この4月5日にオープンしたばかり。それなのに外観や店内も昔からあったような存在。出てくるラーメンもあえての「昔風」。店主も坊主頭に上下白のコスチューム。これもまた昔によくあったスタイル。一人ですべて行っており、麺は自家製麺で茹で上げは平ザル。
実は、この店主のラーメンは何度か食べている。東京ラーメンショーの新人王グランプリ。そして鳥居式らーめん塾。そのどちらでも自分でやりたいラーメン(つまり今回のようなラーメン)を提供している。そのやりたいラーメンというのは「オーソドックスな中華そば」である。店主が一番好きなのは鵠沼海岸時代の「支那そばや」だったらしい。

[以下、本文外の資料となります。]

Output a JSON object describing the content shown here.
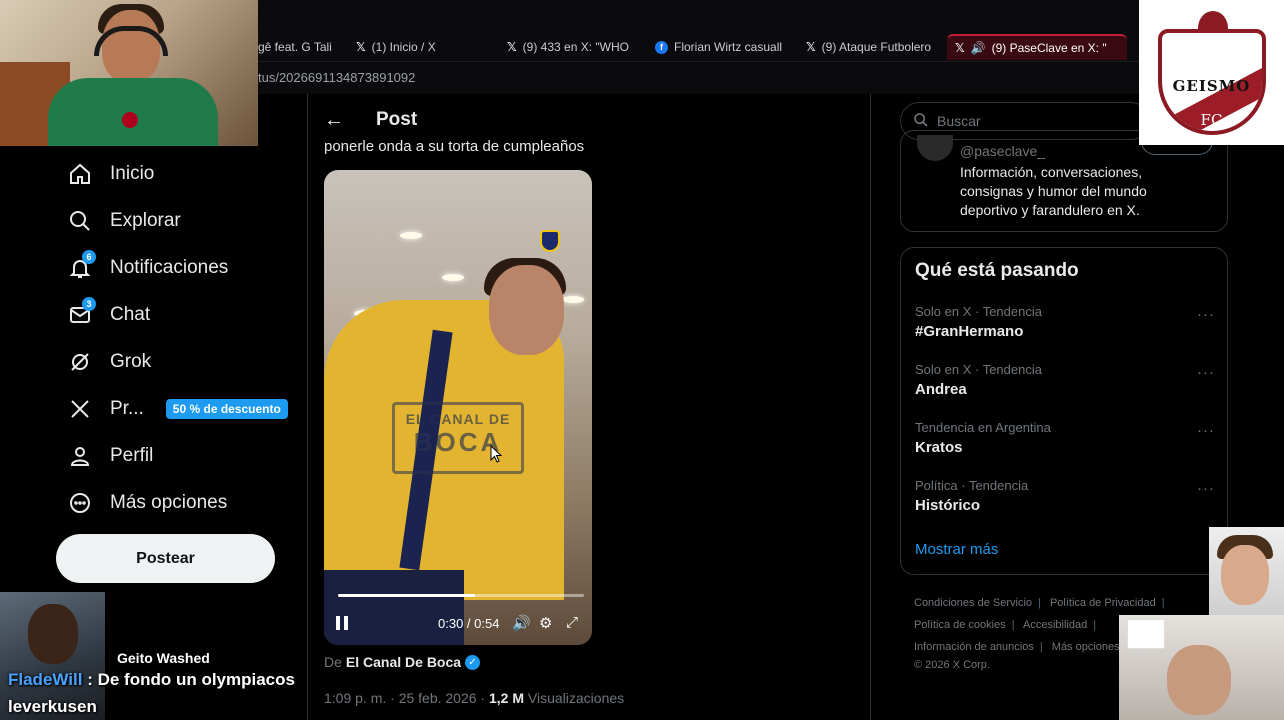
{
  "browser": {
    "tabs": [
      {
        "label": "gê feat. G Tali",
        "icon": "none"
      },
      {
        "label": "(1) Inicio / X",
        "icon": "x-icon"
      },
      {
        "label": "(9) 433 en X: \"WHO",
        "icon": "x-icon"
      },
      {
        "label": "Florian Wirtz casuall",
        "icon": "facebook-icon"
      },
      {
        "label": "(9) Ataque Futbolero",
        "icon": "x-icon"
      },
      {
        "label": "(9) PaseClave en X: \"",
        "icon": "x-icon",
        "active": true
      }
    ],
    "url": "tus/2026691134873891092"
  },
  "stream": {
    "chat_name": "Geito Washed",
    "chat_user": "FladeWill",
    "chat_message": "De fondo un olympiacos leverkusen",
    "logo_text": "GEISMO",
    "logo_fc": "FC"
  },
  "nav": {
    "items": [
      {
        "label": "Inicio",
        "icon": "home-icon"
      },
      {
        "label": "Explorar",
        "icon": "search-icon"
      },
      {
        "label": "Notificaciones",
        "icon": "bell-icon",
        "badge": "6"
      },
      {
        "label": "Chat",
        "icon": "mail-icon",
        "badge": "3"
      },
      {
        "label": "Grok",
        "icon": "grok-icon"
      },
      {
        "label": "Pr...",
        "icon": "x-logo-icon",
        "pill": "50 % de descuento"
      },
      {
        "label": "Perfil",
        "icon": "person-icon"
      },
      {
        "label": "Más opciones",
        "icon": "more-circle-icon"
      }
    ],
    "post_button": "Postear"
  },
  "post": {
    "header_title": "Post",
    "text": "ponerle onda a su torta de cumpleaños",
    "video": {
      "watermark_line1": "EL CANAL DE",
      "watermark_line2": "BOCA",
      "time": "0:30 / 0:54",
      "progress": 0.556
    },
    "source_prefix": "De",
    "source_name": "El Canal De Boca",
    "meta_time": "1:09 p. m. · 25 feb. 2026 ·",
    "meta_views": "1,2 M",
    "meta_views_label": "Visualizaciones"
  },
  "sidebar": {
    "search_placeholder": "Buscar",
    "profile_handle": "@paseclave_",
    "profile_bio": "Información, conversaciones, consignas y humor del mundo deportivo y farandulero en X.",
    "trends_title": "Qué está pasando",
    "trends": [
      {
        "context": "Solo en X · Tendencia",
        "name": "#GranHermano"
      },
      {
        "context": "Solo en X · Tendencia",
        "name": "Andrea"
      },
      {
        "context": "Tendencia en Argentina",
        "name": "Kratos"
      },
      {
        "context": "Política · Tendencia",
        "name": "Histórico"
      }
    ],
    "show_more": "Mostrar más",
    "footer": {
      "terms": "Condiciones de Servicio",
      "privacy": "Política de Privacidad",
      "cookies": "Política de cookies",
      "accessibility": "Accesibilidad",
      "ads_info": "Información de anuncios",
      "more": "Más opciones ···",
      "copyright": "© 2026 X Corp."
    }
  },
  "colors": {
    "accent": "#1d9bf0",
    "background": "#000000",
    "active_tab": "#c41f36"
  }
}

提供するラーメンは「支那そばや」を目指してるわけではなく、実に王道を行くシンプルなラーメンだ。彼の作るラーメンはチャーシューがおいしかった記憶があるのでチャーシューめん830円を注文。
自家製の麵は今風のこだわりきったものではなく、そんなに個性があるわけではない。むしろ製麺所に頼んでも十分なのでは?と思えるが、自分の思うままに作りたかったのだと思う。スープはあっさり醤油味。動物も魚介も柔らかい。
駅からちょっと距離があり、電車に乗って来る人にはツライ立地だが、近くの人には馴染みになって貰えそうな味わい。東京ラーメンショーや鳥居塾での印象では接客が心配だったが、そつなくこなしていた。
頻繁にマスコミに登場するような味わいではないが、こういうラーメンが新店として出てきたことに嬉しさも感じる。ゆるやかに応援していきたい。